Freitag, 29. Dezember 2006

Brandserie hält Feuerwehr in Graz ganz
schön auf Trab: Drei Brände in einer Straße

  • Lagerhalle in Flammen - War es Brandstiftung?

Der Brand einer Lagerhalle in Graz führte zu einem Großeinsatz von Feuerwehr, Rettung und Polizei. Nachdem auf dem selben Areal zunächst einige Mistkübel sowie Papier vor einer Wohnung gebrannt hatten, brach kurze Zeit später auch Feuer in der Lagerhalle aus. Der Brand ließ sich wegen der Blechummantelung der Halle nur schwer unter Kontrolle bringen, 32 Personen aus einem angrenzenden Wohnhaus mussten evakuiert werden.

Den ersten Einsatz hatte die Feuerwehr in der Herrgottwiesgasse 117. Dort brannten in einem Verschlag einige Mistkübel. Das Feuer konnte innerhalb kurzer Zeit gelöscht werden.
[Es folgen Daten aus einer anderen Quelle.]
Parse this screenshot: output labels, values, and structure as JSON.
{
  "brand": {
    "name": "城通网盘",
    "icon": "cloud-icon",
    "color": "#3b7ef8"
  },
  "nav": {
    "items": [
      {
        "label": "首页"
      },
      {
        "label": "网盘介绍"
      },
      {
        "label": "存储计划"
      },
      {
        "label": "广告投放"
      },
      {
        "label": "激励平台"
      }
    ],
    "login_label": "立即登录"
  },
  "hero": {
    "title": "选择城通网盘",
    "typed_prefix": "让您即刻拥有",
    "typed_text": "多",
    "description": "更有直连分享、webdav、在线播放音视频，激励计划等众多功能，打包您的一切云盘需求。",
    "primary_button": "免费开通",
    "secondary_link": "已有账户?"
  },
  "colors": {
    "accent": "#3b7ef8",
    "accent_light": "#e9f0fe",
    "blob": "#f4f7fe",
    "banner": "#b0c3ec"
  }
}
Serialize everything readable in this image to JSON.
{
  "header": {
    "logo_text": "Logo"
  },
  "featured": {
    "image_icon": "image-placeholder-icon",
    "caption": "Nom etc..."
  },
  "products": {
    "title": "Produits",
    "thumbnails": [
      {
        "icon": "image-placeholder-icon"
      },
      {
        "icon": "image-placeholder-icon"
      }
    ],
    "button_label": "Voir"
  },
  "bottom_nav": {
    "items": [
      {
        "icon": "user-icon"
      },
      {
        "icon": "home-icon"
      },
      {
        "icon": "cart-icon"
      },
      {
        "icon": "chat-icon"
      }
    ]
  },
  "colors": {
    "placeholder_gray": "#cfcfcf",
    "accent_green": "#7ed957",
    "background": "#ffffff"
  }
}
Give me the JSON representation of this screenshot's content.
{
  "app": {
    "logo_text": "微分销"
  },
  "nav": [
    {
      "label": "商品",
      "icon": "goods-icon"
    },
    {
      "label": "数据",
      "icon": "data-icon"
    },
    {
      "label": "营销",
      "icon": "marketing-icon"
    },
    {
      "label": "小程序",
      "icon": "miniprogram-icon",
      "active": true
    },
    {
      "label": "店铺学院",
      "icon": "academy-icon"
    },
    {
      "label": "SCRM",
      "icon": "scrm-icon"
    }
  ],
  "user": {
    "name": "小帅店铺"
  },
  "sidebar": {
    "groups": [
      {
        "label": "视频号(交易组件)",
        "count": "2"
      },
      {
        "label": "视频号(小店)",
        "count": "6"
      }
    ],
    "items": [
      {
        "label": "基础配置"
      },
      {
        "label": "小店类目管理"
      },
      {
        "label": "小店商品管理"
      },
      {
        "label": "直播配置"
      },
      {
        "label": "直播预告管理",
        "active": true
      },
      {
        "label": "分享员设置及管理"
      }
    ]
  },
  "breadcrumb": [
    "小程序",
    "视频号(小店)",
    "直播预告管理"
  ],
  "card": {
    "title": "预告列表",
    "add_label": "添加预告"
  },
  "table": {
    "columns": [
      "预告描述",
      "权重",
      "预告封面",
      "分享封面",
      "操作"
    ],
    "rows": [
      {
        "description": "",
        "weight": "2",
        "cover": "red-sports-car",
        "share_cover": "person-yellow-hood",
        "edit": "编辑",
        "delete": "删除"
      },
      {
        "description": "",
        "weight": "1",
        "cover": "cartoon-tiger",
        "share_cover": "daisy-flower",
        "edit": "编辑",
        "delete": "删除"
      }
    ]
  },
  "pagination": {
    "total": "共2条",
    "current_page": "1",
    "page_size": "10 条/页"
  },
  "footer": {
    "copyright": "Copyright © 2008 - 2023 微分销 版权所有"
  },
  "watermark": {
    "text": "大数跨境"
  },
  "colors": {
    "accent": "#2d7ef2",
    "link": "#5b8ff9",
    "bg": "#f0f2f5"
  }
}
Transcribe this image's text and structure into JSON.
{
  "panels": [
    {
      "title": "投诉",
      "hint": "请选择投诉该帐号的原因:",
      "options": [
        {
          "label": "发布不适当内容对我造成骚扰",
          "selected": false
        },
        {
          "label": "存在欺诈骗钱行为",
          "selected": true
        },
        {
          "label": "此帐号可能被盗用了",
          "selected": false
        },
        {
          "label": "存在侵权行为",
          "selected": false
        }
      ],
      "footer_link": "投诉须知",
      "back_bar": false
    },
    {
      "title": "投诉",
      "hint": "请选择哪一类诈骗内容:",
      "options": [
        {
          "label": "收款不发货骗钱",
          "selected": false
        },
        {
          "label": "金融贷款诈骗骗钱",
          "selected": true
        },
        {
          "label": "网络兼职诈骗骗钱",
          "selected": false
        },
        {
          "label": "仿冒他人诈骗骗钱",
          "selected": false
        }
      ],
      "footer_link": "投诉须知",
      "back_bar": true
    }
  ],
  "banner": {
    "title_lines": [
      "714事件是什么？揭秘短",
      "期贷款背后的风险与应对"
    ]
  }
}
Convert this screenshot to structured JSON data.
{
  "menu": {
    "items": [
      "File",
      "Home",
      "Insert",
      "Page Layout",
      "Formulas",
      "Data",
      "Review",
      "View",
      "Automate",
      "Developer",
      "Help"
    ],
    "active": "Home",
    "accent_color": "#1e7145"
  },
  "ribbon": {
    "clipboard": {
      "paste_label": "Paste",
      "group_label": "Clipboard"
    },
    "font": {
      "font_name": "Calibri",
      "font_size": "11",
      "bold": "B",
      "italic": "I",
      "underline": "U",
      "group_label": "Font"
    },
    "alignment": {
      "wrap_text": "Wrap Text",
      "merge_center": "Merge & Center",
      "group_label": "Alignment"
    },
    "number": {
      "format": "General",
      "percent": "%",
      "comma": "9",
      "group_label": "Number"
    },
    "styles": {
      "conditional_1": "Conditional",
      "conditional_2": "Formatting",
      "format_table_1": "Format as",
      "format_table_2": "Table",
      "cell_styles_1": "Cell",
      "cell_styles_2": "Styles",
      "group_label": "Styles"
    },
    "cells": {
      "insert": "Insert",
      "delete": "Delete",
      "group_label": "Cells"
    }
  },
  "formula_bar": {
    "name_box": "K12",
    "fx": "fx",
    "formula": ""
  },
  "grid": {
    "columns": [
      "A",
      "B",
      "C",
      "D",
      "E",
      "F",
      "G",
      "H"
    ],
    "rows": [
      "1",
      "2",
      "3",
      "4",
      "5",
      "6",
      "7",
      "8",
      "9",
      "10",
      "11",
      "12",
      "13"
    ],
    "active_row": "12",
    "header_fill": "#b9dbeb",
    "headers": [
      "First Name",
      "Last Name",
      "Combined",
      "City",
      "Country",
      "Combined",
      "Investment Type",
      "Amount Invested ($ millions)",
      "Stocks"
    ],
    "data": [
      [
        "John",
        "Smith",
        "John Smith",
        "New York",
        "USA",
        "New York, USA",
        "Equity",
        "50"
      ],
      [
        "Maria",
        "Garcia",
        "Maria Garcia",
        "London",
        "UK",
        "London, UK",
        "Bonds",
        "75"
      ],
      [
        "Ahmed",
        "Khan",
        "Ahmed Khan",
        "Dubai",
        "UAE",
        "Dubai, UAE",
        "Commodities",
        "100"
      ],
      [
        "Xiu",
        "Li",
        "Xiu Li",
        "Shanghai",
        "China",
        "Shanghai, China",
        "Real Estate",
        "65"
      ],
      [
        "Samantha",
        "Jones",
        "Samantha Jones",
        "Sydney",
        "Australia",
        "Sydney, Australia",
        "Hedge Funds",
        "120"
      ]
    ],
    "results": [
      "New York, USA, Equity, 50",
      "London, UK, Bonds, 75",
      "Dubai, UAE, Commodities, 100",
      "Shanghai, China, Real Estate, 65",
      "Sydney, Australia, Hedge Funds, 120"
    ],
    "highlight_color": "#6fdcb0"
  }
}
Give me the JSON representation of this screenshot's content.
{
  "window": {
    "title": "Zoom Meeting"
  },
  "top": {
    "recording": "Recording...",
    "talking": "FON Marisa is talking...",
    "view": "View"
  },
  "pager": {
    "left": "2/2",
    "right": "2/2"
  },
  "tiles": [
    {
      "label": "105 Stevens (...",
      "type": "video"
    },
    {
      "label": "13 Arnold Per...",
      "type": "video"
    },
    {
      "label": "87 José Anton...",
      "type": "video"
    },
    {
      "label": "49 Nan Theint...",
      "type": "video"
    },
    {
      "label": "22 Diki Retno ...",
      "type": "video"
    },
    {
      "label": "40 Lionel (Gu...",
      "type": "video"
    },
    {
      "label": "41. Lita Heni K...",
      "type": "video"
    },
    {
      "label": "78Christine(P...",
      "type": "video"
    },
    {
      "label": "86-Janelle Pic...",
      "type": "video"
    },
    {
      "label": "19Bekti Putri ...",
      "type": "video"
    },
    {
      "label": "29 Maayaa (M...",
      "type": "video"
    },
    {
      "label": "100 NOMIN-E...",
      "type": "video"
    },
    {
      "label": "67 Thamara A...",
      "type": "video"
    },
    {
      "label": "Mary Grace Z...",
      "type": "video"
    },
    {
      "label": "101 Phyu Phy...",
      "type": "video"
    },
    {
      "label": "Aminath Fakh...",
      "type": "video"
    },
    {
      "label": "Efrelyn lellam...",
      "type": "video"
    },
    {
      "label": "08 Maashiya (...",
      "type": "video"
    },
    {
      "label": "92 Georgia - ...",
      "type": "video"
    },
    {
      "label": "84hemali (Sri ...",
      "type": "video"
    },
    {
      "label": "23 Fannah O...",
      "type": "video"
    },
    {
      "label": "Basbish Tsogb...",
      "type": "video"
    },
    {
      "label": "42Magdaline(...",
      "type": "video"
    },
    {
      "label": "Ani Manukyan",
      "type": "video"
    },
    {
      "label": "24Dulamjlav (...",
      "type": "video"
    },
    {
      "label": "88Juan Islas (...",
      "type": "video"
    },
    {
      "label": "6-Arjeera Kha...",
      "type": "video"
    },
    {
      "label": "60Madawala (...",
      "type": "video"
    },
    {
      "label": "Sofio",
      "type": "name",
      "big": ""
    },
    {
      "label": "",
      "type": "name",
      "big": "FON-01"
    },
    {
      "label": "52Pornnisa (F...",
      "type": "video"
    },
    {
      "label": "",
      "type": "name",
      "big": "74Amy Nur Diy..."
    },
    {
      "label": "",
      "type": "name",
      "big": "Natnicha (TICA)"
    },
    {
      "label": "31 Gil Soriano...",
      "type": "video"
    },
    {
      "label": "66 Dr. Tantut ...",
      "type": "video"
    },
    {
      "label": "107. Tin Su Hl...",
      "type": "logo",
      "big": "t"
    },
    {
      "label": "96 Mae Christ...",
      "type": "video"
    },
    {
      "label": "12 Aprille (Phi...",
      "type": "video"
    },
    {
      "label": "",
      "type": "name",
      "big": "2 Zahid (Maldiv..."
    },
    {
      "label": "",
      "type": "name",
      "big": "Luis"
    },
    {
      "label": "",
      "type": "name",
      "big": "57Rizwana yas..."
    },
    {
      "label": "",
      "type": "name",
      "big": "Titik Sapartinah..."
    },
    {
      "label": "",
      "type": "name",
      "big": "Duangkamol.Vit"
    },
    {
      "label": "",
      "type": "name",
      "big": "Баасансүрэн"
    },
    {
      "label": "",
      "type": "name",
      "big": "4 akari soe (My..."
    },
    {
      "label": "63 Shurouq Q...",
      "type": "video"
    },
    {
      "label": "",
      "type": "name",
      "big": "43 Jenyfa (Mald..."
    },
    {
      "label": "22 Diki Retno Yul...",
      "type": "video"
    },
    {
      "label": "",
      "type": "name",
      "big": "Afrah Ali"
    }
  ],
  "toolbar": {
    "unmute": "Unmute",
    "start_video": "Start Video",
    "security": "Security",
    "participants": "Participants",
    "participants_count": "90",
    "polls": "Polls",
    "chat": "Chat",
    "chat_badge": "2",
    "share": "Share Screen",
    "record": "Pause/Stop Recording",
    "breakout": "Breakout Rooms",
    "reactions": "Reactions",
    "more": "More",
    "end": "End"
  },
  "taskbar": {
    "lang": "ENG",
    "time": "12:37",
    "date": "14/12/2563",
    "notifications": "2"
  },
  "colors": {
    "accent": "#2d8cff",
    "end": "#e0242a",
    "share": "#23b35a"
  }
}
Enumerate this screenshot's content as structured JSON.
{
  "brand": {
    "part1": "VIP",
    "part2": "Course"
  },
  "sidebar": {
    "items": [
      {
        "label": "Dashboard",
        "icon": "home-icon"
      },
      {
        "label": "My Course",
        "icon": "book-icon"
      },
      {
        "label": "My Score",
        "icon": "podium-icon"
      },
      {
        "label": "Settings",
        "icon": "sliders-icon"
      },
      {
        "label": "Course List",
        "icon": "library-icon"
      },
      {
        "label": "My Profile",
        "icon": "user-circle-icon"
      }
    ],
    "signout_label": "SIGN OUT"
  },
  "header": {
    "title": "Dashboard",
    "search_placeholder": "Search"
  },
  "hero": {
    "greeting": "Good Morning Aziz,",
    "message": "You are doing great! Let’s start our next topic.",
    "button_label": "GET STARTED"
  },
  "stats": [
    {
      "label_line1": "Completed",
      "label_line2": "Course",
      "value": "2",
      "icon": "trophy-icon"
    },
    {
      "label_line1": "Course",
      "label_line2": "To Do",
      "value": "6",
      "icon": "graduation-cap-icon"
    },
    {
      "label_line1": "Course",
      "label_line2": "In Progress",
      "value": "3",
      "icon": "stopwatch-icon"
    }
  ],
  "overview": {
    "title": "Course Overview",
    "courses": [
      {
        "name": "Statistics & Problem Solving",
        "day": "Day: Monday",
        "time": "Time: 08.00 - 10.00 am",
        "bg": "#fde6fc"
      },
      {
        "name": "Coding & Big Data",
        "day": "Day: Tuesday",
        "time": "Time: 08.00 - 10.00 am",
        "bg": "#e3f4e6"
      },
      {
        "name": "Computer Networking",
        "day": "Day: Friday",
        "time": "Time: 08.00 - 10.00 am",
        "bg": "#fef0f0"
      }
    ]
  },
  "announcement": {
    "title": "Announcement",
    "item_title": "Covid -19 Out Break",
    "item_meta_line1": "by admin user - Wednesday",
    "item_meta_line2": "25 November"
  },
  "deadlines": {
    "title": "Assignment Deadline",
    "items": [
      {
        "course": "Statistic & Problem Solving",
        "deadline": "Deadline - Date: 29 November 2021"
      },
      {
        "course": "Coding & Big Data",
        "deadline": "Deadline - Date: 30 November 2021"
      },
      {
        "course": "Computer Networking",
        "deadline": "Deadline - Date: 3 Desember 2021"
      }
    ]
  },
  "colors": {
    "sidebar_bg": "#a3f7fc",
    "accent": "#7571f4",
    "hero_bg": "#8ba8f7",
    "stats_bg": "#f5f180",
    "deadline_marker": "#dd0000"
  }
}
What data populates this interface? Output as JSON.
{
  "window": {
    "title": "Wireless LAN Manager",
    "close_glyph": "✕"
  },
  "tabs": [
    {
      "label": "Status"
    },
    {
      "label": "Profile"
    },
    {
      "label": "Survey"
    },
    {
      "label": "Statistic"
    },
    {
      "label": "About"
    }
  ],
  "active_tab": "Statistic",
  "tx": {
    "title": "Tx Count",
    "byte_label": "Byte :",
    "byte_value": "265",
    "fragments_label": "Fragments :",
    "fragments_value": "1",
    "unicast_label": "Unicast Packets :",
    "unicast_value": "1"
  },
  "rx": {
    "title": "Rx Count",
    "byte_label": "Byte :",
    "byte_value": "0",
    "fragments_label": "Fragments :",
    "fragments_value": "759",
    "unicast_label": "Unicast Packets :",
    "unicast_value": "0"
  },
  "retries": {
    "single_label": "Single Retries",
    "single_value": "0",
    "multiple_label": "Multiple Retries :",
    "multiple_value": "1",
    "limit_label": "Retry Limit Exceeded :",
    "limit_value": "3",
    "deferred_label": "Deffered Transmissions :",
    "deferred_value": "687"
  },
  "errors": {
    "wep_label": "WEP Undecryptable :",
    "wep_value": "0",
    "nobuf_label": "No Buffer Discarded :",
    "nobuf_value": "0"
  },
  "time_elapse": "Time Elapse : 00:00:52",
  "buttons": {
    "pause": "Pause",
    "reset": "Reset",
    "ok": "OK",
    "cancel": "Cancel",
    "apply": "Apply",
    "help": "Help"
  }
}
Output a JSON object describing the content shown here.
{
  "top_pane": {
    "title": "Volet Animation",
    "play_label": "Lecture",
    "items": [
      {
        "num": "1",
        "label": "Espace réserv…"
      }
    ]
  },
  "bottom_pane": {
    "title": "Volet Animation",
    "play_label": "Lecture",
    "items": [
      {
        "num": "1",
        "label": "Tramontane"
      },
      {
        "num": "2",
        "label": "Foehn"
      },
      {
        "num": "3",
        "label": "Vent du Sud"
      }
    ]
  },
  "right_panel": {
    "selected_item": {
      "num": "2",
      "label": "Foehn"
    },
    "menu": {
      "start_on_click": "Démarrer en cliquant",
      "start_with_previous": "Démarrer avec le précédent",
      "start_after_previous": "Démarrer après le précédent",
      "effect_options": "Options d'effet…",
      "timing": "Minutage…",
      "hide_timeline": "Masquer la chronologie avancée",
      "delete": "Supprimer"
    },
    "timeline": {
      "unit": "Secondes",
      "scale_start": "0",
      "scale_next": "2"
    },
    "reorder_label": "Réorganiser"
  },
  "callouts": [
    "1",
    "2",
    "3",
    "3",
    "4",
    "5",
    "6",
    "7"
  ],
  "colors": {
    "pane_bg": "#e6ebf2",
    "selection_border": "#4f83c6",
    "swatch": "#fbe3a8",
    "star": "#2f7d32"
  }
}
Nur eine halbe Stunde später gab es den nächsten Alarm in einem Wohnhaus neben dem Müllverschlag. Ein Bewohner, der bereits geschlafen hatte, war durch seinen Hund aufgeweckt und auf Flammen vor seiner Türe aufmerksam geworden. Nach Angaben der Feuerwehr handelte es sich in diesem Fall eindeutig um Brandstiftung, da jemand Papier übergossen und angezündet hatte. Der Mann musste mit leichter Rauchgasvergiftung ins Krankenhaus gebracht werden.

Um 3.30 kam es schließlich zum Großeinsatz, als die Lagerhalle auf dem selben Gelände brannte. Das Gebäude stand zwar leer, war aber mit rund zwei Meter hohen Blechplatten verkleidet, was die Löscharbeiten sehr erschwerte. Das Feuer breitete sich im Dach des Gebäudes aus und war dadurch von außen nicht zugänglich. Ein Durchdringen zum Dachstuhl war unmöglich, die Blechplatten mussten erst heruntergeschnitten werden.

"Ich habe noch nie in meinem Leben eine derartige Behinderung bei der Brandbekämpfung gehabt", schilderte der Einsatzleiter der Feuerwehr, Josef Milla. Dazu kam erschwerend, dass durch die Kälte das Löschwasser sofort gefror. "Dort, wo es nicht heiß war, war es durch das Löschwasser eisig." Aus diesem Grund musste auch der Grazer Wirtschaftshof mit Streugeräten erstmals in diesem Winter ausrücken - der Löschschaum und das Eis sorgten für eine solche Glätte, dass die Brandbekämpfung erst nach mehrmaliger Streuung möglich war.

Durch den Brand der Lagerhalle gab es eine derart starke Rauchentwicklung, dass die Bewohner eines dahinter liegenden Hauses evakuiert werden mussten. 32 Personen wurden gegen 5.00 Uhr aus ihren Wohnungen geholt und in einen bereitgestellten Bus der Grazer Verkehrsbetriebe gebracht. Dort wurden sie mit heißem Tee versorgt, bis sie gegen 6.30 Uhr wieder zurück in das Haus konnten, schilderte Wolfgang Hübel vom Katastrophenschutzreferat. Zwei Bewohner des Hauses klagten am Vormittag über Beschwerden und wurden zur Kontrolle ins Krankenhaus gebracht.